Journal of Zoology
- Discipline: Zoology
- Language: English
- Edited by: Nigel Bennett

Publication details
- Former names: Proceedings of the Zoological Society of London, Journal of Zoology: Proceedings of the Zoological Society of London
- History: 1830–present
- Publisher: Wiley-Blackwell for the Zoological Society of London (England)
- Frequency: Monthly
- Impact factor: 2.322 (2020)

Standard abbreviations
- ISO 4: J. Zool.

Indexing
- CODEN: JOZOEU
- ISSN: 0952-8369 (print) 1469-7998 (web)
- OCLC no.: 15264754

Links
- Journal homepage;

= Journal of Zoology =

Scientific journal

The Journal of Zoology is a scientific journal concerning zoology, the study of animals.
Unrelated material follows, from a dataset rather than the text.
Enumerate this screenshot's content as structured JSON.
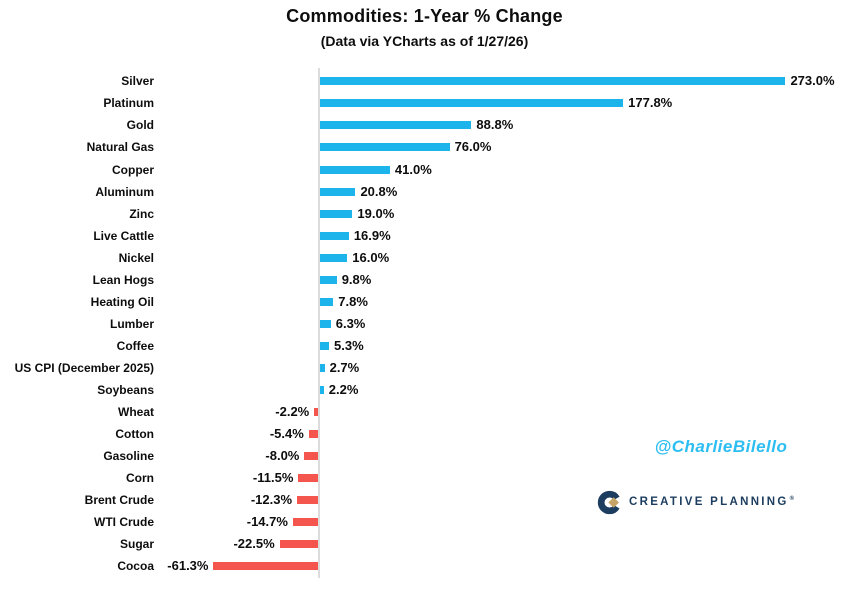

It was founded in 1830 by the Zoological Society of London and is published by Wiley-Blackwell. It carries original research papers, which are targeted towards general readers. Some of the articles are available via open access, depending on the author's wishes. According to the Journal Citation Reports, the journal has a 2020 impact factor of 2.322, ranking it 36th out of 175 journals in the category "Zoology".

From around 1833, it was known as the Proceedings of the Zoological Society of London. From 1965 to 1984, it was known as the Journal of Zoology: Proceedings of the Zoological Society of London.